27.03.2013 | 00:19 Uhr
Tönnesmann und Vogel insolvent

Lendringsen. Harte Zeiten für ein Lendringser Traditionsunternehmen: Die Papierfabrik Tönnesmann und Vogel am Eingang des Hönnetals hat gestern einen Insolvenzantrag eingereicht. Das bestätigten sowohl Geschäftsführer Caspar Tönnesmann als auch das zuständige Amtsgericht Arnsberg auf WP-Anfrage. Die Produktion ruht derzeit komplett, 49 Mitarbeiter sind von der Insolvenz betroffen. Zum vorläufigen Insolvenzverwalter wurde der erfahrene Anwalt Martin Buchheister von der Kanzlei Bergfeld & Partner bestellt.

Hoffnung auf Weiterführung

Martin Buchheister.Foto: Mike Fiebig

Caspar Tönnesmann, der das Familienunternehmen in vierter Generation führt, zeigte sich gestern gegenüber der WP zurückhaltend bei der Frage nach den Ursachen der Insolvenz. Nur soviel: „Es sind mehrere Sachen zusammengekommen. Die Grundlage für eine Fortführung der Produktion waren nicht mehr gegeben. Darum habe ich am Dienstag Insolvenz anmelden müssen.“ Er hofft aber, dass das Insolvenzverfahren nun Chancen für eine Weiterführung der Produktion, die seit mehr als 150 Jahren am Eingang zum Hönnetal beheimatet ist, bietet. „Wir haben gute Produkte, gute Mitarbeiter und gute Aufträge. Wir werden kämpfen.“

Weltweit Kunden

Insolvenzverwalter Martin Buchheister, der erst im Laufe des Nachmittags bestellt worden war, konnte gestern noch keine Einschätzung zum weiteren Vorgehen abgeben. Er wird sich heute ein genaueres Bild machen müssen.

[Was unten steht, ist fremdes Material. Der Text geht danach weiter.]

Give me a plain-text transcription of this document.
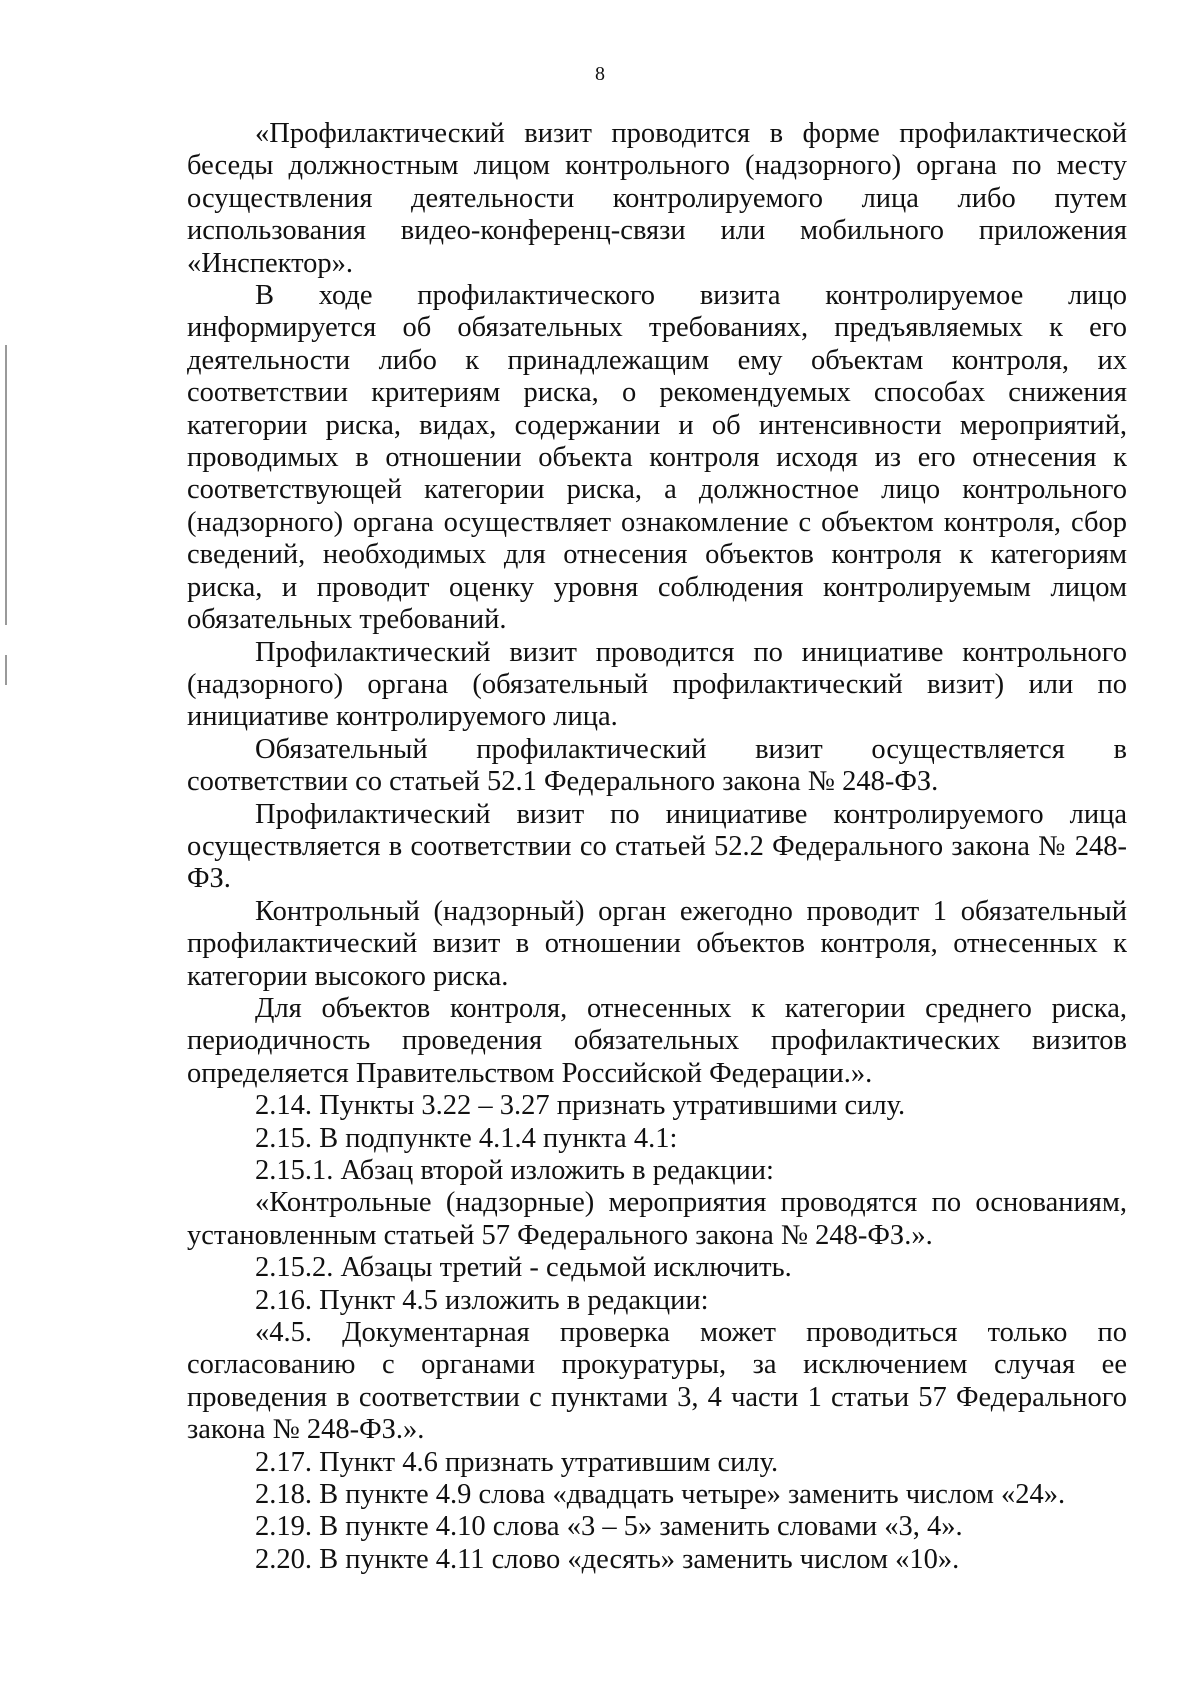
8

«Профилактический визит проводится в форме профилактической беседы должностным лицом контрольного (надзорного) органа по месту осуществления деятельности контролируемого лица либо путем использования видео-конференц-связи или мобильного приложения «Инспектор».

В ходе профилактического визита контролируемое лицо информируется об обязательных требованиях, предъявляемых к его деятельности либо к принадлежащим ему объектам контроля, их соответствии критериям риска, о рекомендуемых способах снижения категории риска, видах, содержании и об интенсивности мероприятий, проводимых в отношении объекта контроля исходя из его отнесения к соответствующей категории риска, а должностное лицо контрольного (надзорного) органа осуществляет ознакомление с объектом контроля, сбор сведений, необходимых для отнесения объектов контроля к категориям риска, и проводит оценку уровня соблюдения контролируемым лицом обязательных требований.

Профилактический визит проводится по инициативе контрольного (надзорного) органа (обязательный профилактический визит) или по инициативе контролируемого лица.

Обязательный профилактический визит осуществляется в соответствии со статьей 52.1 Федерального закона № 248-ФЗ.

Профилактический визит по инициативе контролируемого лица осуществляется в соответствии со статьей 52.2 Федерального закона № 248-ФЗ.

Контрольный (надзорный) орган ежегодно проводит 1 обязательный профилактический визит в отношении объектов контроля, отнесенных к категории высокого риска.

Для объектов контроля, отнесенных к категории среднего риска, периодичность проведения обязательных профилактических визитов определяется Правительством Российской Федерации.».

2.14. Пункты 3.22 – 3.27 признать утратившими силу.

2.15. В подпункте 4.1.4 пункта 4.1:

2.15.1. Абзац второй изложить в редакции:

«Контрольные (надзорные) мероприятия проводятся по основаниям, установленным статьей 57 Федерального закона № 248-ФЗ.».

2.15.2. Абзацы третий - седьмой исключить.

2.16. Пункт 4.5 изложить в редакции:

«4.5. Документарная проверка может проводиться только по согласованию с органами прокуратуры, за исключением случая ее проведения в соответствии с пунктами 3, 4 части 1 статьи 57 Федерального закона № 248-ФЗ.».

2.17. Пункт 4.6 признать утратившим силу.

2.18. В пункте 4.9 слова «двадцать четыре» заменить числом «24».

2.19. В пункте 4.10 слова «3 – 5» заменить словами «3, 4».

2.20. В пункте 4.11 слово «десять» заменить числом «10».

Die Insolvenz und die zumindest vorläufig stillgelegte Produktion trifft auch viele Mendener Firmen und Vereine, die bislang ihr Altpapier direkt zu Tönnesmann und Vogel gebracht hatten. Die daraus von dem Lendringser Unternehmen hergestellten Spezialpapiere hat Tönnesmann und Vogel weltweit geliefert – bis nach Uganda, Israel oder Neuseeland. Nischen zu besetzen, war bislang die Strategie. „Es sind oft kleine Aufträge, die sich für große Massenhersteller nicht lohnen“, hatte Caspar Tönnesmann im Januar 2001 in einem in der WP erschienenen Firmenporträt gesagt. Er hatte aber auch in jüngster Vergangenheit immer wieder darauf hingewiesen, wie schwierig die Rahmenbedingungen für sein Unternehmen geworden seien. Unter anderem die gestiegenen Energiekosten waren eine Herausforderung für den Betrieb.

In seiner mehr als 140-jährigen Geschichte hatte Tönnesmann und Vogel schon spannende Aufträge zu erledigen. Unter anderem stellte man Briefumschläge für die äußerst umstrittene Volkszählung im Jahr 1987 her.